Juicy Couture sold the perception of royalty to one-percenters and aspirational shoppers alike. Its candy-coloured tracksuits quickly became the look of nouveau-American nobles—celebrities, sure, but newly moneyed housewives and their well-heeled children, too. It’s no coincidence that Amy Poehler’s middle-aged mom in Mean Girls sported the same cotton candy-pink Juicy tracksuit that twenty-something Paris Hilton made famous only a few years before.
But the success couldn’t survive the Great Recession. By 2010, nearly every major department store had dropped the company. Skiast-Levy and Nash-Taylor left the company, and its corporate owner, Liz Claiborne, Inc., tapped ultra-hip designer Erin Featherston to consult. Not even the industry-loved Featherston, fresh off a successful New York runway show, could revive the dying brand, though: retailers chalked up disinterest to bad sizing and repetitive styles, but American consumers, it seemed, had lost their taste for Juicy.

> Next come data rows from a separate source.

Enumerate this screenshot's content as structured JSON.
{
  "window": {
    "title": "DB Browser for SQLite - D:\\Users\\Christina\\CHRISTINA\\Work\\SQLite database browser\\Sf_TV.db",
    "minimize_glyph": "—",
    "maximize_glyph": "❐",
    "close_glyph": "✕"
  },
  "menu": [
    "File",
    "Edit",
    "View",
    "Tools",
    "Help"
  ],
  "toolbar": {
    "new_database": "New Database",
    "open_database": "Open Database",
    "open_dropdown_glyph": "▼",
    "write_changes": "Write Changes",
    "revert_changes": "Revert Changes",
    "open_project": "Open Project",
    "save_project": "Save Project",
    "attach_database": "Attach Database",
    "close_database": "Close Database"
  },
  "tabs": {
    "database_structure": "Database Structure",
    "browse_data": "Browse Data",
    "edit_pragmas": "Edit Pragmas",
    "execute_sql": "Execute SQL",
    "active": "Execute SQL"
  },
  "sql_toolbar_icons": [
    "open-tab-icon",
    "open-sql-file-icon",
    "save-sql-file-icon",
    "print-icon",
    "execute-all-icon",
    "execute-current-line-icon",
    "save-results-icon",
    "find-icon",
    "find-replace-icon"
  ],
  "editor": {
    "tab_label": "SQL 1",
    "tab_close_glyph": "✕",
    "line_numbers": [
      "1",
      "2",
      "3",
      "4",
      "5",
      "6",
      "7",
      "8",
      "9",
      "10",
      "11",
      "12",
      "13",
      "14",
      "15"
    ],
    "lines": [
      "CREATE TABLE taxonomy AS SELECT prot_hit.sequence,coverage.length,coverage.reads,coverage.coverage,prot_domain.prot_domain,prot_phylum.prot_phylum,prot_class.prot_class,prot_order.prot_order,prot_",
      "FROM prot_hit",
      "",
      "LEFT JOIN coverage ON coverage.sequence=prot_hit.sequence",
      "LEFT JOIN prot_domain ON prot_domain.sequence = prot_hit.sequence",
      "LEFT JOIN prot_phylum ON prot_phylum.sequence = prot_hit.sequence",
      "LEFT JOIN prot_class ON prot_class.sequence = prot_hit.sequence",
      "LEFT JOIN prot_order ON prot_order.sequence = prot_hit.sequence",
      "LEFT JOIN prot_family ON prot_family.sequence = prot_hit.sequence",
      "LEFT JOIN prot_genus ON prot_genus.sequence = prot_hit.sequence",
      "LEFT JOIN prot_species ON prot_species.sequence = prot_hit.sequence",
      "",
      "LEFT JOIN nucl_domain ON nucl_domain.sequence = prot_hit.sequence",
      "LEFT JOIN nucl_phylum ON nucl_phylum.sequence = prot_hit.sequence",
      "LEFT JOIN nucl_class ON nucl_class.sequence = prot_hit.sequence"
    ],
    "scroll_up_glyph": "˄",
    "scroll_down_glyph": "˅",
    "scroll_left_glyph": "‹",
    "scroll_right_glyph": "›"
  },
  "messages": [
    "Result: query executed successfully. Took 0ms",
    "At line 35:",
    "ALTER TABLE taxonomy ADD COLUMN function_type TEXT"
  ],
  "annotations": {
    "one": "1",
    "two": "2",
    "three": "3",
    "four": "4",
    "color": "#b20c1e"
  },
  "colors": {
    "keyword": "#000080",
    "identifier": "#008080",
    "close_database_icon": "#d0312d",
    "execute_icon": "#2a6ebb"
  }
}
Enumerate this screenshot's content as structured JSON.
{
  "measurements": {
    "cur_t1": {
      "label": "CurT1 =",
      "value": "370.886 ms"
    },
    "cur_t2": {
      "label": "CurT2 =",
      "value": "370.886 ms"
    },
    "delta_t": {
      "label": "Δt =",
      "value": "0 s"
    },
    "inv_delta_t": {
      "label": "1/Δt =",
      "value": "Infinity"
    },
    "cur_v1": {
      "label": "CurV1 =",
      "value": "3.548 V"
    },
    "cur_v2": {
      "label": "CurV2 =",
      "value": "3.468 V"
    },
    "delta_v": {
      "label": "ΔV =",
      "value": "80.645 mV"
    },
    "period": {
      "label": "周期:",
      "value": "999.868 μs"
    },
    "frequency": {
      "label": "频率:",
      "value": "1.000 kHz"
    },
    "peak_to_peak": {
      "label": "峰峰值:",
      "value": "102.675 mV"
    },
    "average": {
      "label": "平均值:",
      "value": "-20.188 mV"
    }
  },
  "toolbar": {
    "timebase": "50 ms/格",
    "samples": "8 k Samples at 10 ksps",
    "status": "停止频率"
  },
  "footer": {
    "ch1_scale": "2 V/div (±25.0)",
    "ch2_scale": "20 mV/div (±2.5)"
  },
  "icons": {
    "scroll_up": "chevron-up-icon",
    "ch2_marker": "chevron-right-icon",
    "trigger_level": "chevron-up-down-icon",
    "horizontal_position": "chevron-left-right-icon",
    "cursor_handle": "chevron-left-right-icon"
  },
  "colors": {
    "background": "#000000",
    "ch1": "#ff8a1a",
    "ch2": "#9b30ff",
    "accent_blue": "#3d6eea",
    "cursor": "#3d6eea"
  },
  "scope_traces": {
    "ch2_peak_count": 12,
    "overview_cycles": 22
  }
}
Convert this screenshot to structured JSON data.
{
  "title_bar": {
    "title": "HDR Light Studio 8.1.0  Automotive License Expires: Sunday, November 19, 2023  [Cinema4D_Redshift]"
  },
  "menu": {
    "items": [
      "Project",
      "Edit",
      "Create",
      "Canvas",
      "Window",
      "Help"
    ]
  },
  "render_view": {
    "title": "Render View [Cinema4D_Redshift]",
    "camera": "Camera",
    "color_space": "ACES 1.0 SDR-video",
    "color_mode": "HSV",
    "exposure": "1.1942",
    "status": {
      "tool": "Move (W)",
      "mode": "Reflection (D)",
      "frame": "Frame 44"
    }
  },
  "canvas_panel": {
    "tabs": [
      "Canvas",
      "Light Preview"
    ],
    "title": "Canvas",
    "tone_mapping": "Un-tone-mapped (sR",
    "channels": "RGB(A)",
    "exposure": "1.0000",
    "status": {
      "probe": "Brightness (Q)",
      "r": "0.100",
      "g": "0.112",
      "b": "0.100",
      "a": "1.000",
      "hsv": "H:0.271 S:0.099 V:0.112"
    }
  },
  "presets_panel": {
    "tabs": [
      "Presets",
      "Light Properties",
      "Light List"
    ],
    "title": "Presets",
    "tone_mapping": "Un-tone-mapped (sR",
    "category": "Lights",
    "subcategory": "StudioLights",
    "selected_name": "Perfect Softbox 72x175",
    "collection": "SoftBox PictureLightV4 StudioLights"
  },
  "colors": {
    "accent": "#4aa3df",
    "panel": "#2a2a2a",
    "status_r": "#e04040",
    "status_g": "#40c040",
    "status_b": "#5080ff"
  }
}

After the attacks on New York and Washington in 2001, President George W. Bush instructed Americans to exercise their patriotism and exult in normalcy by “enjoying life”—shopping and visiting Disney—and the cool and comfortable Juicy tracksuit was a perfect outfit for the leisure-spending of the Bush years. But by 2008, the political rhetoric of consumption had been usurped by the financial collapse, replaced with one that emphasized getting Americans back to work. The velour tracksuit was anathema to the actual workplace; its branded indolence seemed like a gauche choice for filling out unemployment papers or figuring out what it meant for your mortgage to be underwater. Historical fact: when the revolutionaries stormed Versailles, they went first for the Queen’s clothes, tearing them to shreds in a frenzied display of anger and resentment.
So Juicy will no longer produce its iconic tracksuits, though museums such as the Victoria and Albert have stashed a few away for future generations. Skiast-Levy and Nash-Taylor walked away millionaires, and their new couture line, Pam and Gela, sells $150 crop tops with words like “Vague” emblazoned across them. It’s Juicy-lite, capitalizing on the affluent leisurely aesthetic that once formed Juicy’s core, but with the instantly recognizable Juicy flair of rhinestones and garish branding replaced by an understated vibe of dark palettes and animal prints. There’s not a tracksuit to be seen, and the new line’s overtures to conspicuous consumption are more ambiguous, but, with its high price tag and studied nonchalance, shades of the old ostentatiousness still haunt the margins.
The tracksuit is dead; long live the tracksuit. Viva la Juicy.